I am such a sucker for peanut butter and banana flavoured anything. Chocolate just makes all things better.
Oh! And if you’re looking for a honey sweetened peanut butter and banana cookie with a peanut butter drizzle I have that too! These are just better for stuffing in your gym bag – no mess!
- 2 tbsp melted butter
- 1/2 cup light brown sugar
- 1 large egg
- 1 medium ripe banana, mashed
- 1 tsp pure vanilla extract
- 1/3 cup smooth all-natural peanut butter
- 1/2 cup whole wheat flour
- 1/4 cup rolled oats
- 1/4 cup almond meal
- 1/2 tsp baking soda
- 1/2 tsp baking powder
- 1/4 tsp kosher salt
- 1 tsp ground cinnamon
- 1/2 cup chocolate chips (or dried fruit)
- Preheat oven to 350 F.
- In a medium bowl, whisk together the butter, brown sugar, and banana until fluffy, about 2 minutes. Add egg and whisk until combined. Add vanilla and peanut butter and whisk well to combine.
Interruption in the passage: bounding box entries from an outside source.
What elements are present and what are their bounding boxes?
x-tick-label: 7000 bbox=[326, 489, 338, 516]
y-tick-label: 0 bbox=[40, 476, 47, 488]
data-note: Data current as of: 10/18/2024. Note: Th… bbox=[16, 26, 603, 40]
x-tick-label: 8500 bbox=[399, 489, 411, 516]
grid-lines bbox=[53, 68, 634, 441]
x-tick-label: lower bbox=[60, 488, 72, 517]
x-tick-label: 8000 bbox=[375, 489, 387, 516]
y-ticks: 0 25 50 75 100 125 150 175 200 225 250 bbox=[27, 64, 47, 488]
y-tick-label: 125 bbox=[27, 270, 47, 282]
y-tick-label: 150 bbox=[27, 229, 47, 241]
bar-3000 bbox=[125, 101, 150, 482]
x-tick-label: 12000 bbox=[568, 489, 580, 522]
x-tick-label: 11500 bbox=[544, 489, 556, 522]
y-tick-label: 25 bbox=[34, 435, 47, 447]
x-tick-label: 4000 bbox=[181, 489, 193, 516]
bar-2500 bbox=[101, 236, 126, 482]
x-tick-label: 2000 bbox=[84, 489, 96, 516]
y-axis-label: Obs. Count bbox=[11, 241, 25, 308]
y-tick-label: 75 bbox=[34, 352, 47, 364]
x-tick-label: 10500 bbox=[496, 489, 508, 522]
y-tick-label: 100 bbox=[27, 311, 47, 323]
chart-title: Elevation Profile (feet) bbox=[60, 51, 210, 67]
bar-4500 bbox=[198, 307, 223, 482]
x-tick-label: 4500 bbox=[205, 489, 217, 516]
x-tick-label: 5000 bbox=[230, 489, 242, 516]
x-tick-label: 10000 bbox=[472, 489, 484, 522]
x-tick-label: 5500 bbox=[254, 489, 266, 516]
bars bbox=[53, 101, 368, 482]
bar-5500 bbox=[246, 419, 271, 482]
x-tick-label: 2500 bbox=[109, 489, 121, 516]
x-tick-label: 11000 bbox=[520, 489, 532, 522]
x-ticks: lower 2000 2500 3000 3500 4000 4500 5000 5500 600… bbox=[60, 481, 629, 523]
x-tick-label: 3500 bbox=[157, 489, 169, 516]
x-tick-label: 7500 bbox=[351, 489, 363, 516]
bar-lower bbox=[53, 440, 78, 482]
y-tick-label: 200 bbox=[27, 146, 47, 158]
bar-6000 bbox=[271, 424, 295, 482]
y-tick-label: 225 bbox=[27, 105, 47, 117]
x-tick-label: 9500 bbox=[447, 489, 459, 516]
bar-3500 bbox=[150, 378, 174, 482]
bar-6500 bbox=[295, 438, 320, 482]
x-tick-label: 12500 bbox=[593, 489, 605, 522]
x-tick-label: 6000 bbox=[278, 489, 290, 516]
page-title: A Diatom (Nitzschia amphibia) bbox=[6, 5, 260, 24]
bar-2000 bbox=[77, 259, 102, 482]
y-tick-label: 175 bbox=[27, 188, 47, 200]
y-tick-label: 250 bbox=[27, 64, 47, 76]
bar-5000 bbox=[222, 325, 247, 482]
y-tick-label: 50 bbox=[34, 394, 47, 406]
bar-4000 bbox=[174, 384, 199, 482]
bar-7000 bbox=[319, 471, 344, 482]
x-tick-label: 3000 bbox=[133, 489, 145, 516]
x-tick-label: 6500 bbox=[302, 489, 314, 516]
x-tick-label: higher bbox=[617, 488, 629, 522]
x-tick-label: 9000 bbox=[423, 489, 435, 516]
- In a separate bowl, whisk together flour, rolled oats, almond meal, baking soda, baking powder, salt, cinnamon and chocolate chips.
- Add flour mixture to butter mixture and mix just until combined.
- Refrigerate dough for 15 minutes, and then, on a parchment-lined baking sheet, drop the cookie dough in uniform spoonfuls that are about 2 tablespoons big (or use a cookie scoop). You can press some extra chocolate chips into the tops of the cookies here too to make them prettier!
- Bake for 12-14 minutes, or until edges are lightly browned.
- Remove and cool on a wire rack.
Cookies will keep up to three days in an airtight container, or can be put in the freezer for longer term storage.